[c-nsp] 2 locations, 2 ISPs, 2 ASAs, configuration confusion

Peter Walker peter at grole.org
Mon Jan 22 19:28:06 EST 2007



--On 22 January 2007 15:58 -0600 "Winders, Timothy A" 
<twinders at southplainscollege.edu> wrote:

> I met with my Cisco SE today.  This is the logical configuration we
> have come up with.  I'm waiting on one more hardware piece before I
> can test it out.  Anyone have any feedback here.  From below, here
> is the summary of goals:
>
> * 2 entry and exit points to the network
> * Full firewall at both entry points to the network
> * dynamic routing internal
> * bgp to ISPs
> * if the connection between CORE1 and CORE2 goes down, each site
> maintains internet connectivity independantly and announces routes
> to it's bgp peer for only the networks which remain local to it. *
> optionally, if CORE1 and CORE2 lose their connection, a secure
> tunnel connection will be established over the internet to connect
> the sites again, transparent to users.
> * All routers (edge and core) are SUP720 based.
> * Firewalls are ASA5520s with ASA-SSM-20 IPS module
> * asymetric routing must be taken into consideration
>
>
>           Internet
>            /    \
>         ISP1    ISP2
>          |       |
>         ER1 --- ER2
>          |       |
>         ASA1    ASA2
>          |       |
>        CORE1 --- CORE2
>
> 1 and 2 are two different sites with a GigE connection between them.
> The connections between CORE1/CORE2 and ER1/ER2 are across the same
> physical link, but are on different VLANs.  We have full dot1Q
> trunking between sites.
>
> ER1 runs eBGP to ISP1
> ER2 runs eBGP to ISP2
> ER1 and ER2 run iBGP
> ER1 runs iBGP with CORE1
> ER2 runs iBGP with CORE2
> CORE1 and CORE2 run OSPF
>
> The two ASA run independently in routed firewall mode.  We take full
> routes plus default from each ISP1 and ISP2.  We inject OSPF into
> iBGP. We create a high admin distance between CORE1 and CORE2.
>
> With this configuration, the default route for each COREx router
> will be it's local edge router.  The Edge routers will decide
> which ISP to send the traffic OUT.  Incoming traffic can be
> asymetric from the ISPs, that is traffic going OUT ER1 can come
> back in ER2.  However, through iBGP routing, the inflow of traffic
> should always come back in through the correct ASA and we shouldn't
> have to worry about stateful inspection dropped packets.
>
> After this is working, I'll build a tunnel between CORE1 and CORE2
> across the internet, so if the link between COREs goes down, the two
> sites will have connectivity over the Internet.
>
> I think this will all work.  Comments?
>
> Tim Winders | Associate Dean of Information Technology | South
> Plains College
>
>
>

It's late at night here, and I may be wrong but ...

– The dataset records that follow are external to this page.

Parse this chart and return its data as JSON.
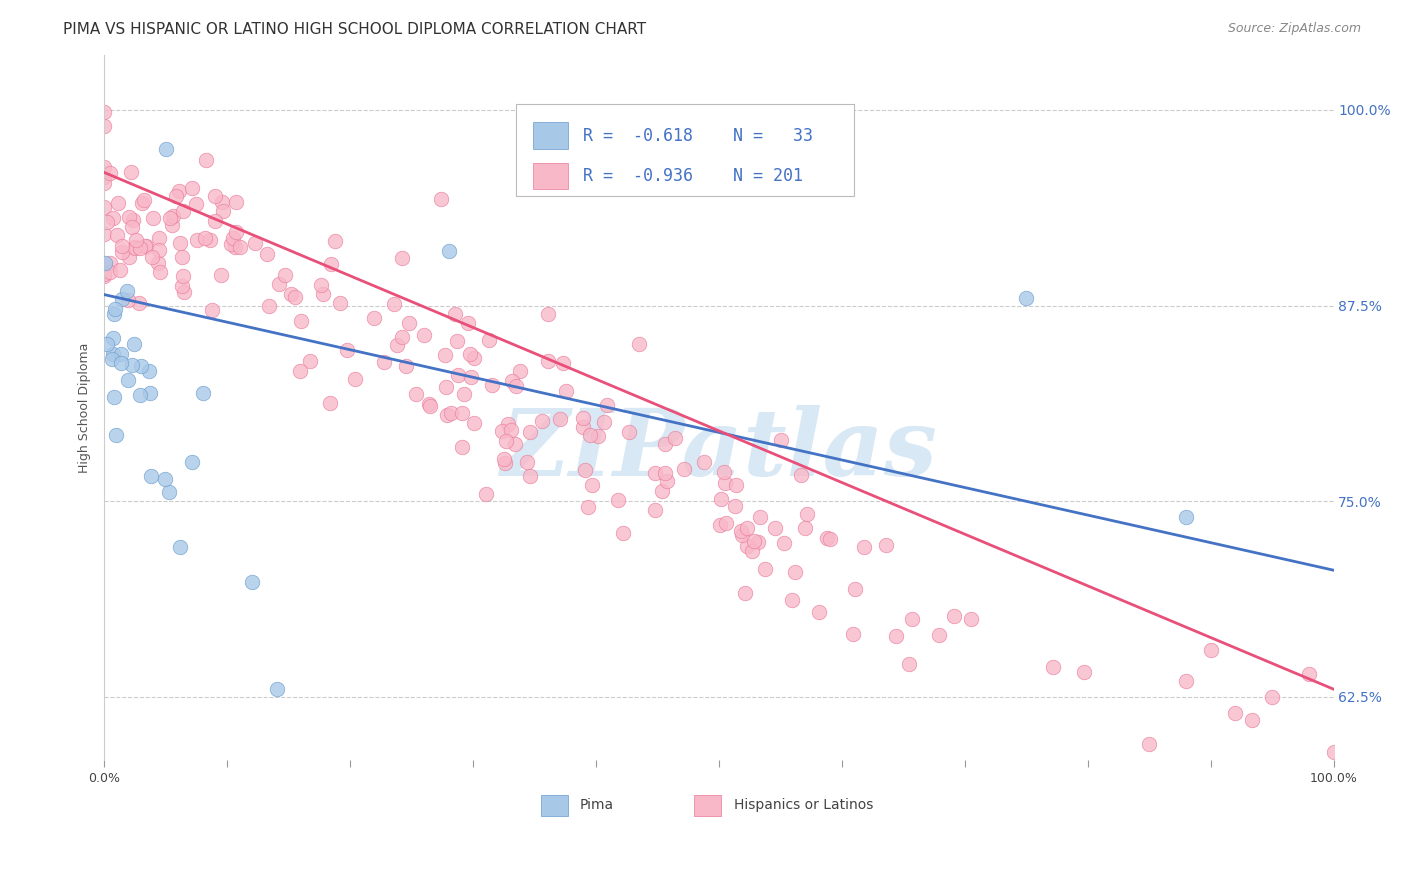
{
  "title": "PIMA VS HISPANIC OR LATINO HIGH SCHOOL DIPLOMA CORRELATION CHART",
  "source": "Source: ZipAtlas.com",
  "ylabel": "High School Diploma",
  "x_min": 0.0,
  "x_max": 1.0,
  "y_min": 0.585,
  "y_max": 1.035,
  "x_ticks": [
    0.0,
    0.1,
    0.2,
    0.3,
    0.4,
    0.5,
    0.6,
    0.7,
    0.8,
    0.9,
    1.0
  ],
  "y_ticks": [
    0.625,
    0.75,
    0.875,
    1.0
  ],
  "y_ticklabels": [
    "62.5%",
    "75.0%",
    "87.5%",
    "100.0%"
  ],
  "grid_color": "#cccccc",
  "background_color": "#ffffff",
  "pima_color": "#a8c8e8",
  "pima_edge_color": "#6699cc",
  "hispanic_color": "#f8b8c8",
  "hispanic_edge_color": "#e87898",
  "pima_line_color": "#4472c4",
  "hispanic_line_color": "#e8507a",
  "pima_R": -0.618,
  "pima_N": 33,
  "hispanic_R": -0.936,
  "hispanic_N": 201,
  "legend_text_color": "#4472c4",
  "watermark_color": "#d8e8f4",
  "title_fontsize": 11,
  "axis_label_fontsize": 9,
  "tick_fontsize": 9,
  "source_fontsize": 9,
  "pima_line_y0": 0.882,
  "pima_line_y1": 0.706,
  "hispanic_line_y0": 0.96,
  "hispanic_line_y1": 0.63
}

If you are running iBGP all the way to CORE1 & CORE2 then you will 
need a full mesh.  So you are missing iBGp from ER1 to CORE2, ER2 to 
CORE1, and CORE1 to CORE2.

Alternatively if you use ER1/ER2 as your BGP edge then you could run 
OSPF Between the edge routers, and from the edge routers to the ASAs 
and inside the ASAs also. If ER1 / ER2 are injecting default routers 
into OSPF then I think that would do the trick.